State Superintendent of Public Instruction Tom Horne told radio station KTAR News that the Arizona Department of Education found half a dozen credible complaints.

“Most of them right now are prank calls,” Horne said. “But that is not going to deter us. We’re just going to ignore them.”

The Arizona Empower Hotline has been in operation since March 7. It was created specifically to target teachers who teach so-called critical race theory or any lesson that evokes race and ethnicity. State education officials say the hotline has so far received 2,000 emails and 600 calls and voice messages.

There has been a social media campaign to flood the tip line with prank calls or messages praising teachers.

Many educational groups have accused Horne of politicizing his work. A group of teachers marched in protest at Horne’s office on Wednesday.

The Arizona Education Association recently took to Twitter and asked Horne to remove the hotline.

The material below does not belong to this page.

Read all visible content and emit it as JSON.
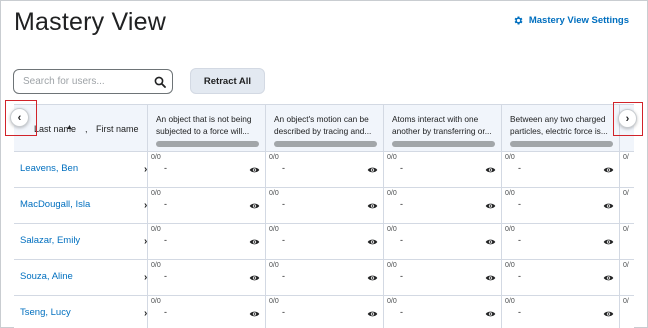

Other conservative-leaning states have instituted similar methods to eradicate curricula that invoke race or ethnicity.

In Virginia, Gov. Glenn Youngkin created a tip line in January 2022. But his office said it was deactivated in September after he “received little to no volume” of pertinent calls, USA Today reported. In 2021, North Carolina Lieutenant Governor Mark Robinson established an online portal for concerns about anything taught in the state’s public schools. Many used it to send him criticism.

In Louisiana, Attorney General Jeff Landry spearheaded a child protection tip line in November for complaints about teachers and library staff. The Louisiana Illuminator, a nonprofit news organization, determined through a public records request that most of the complaints have been memes and spam.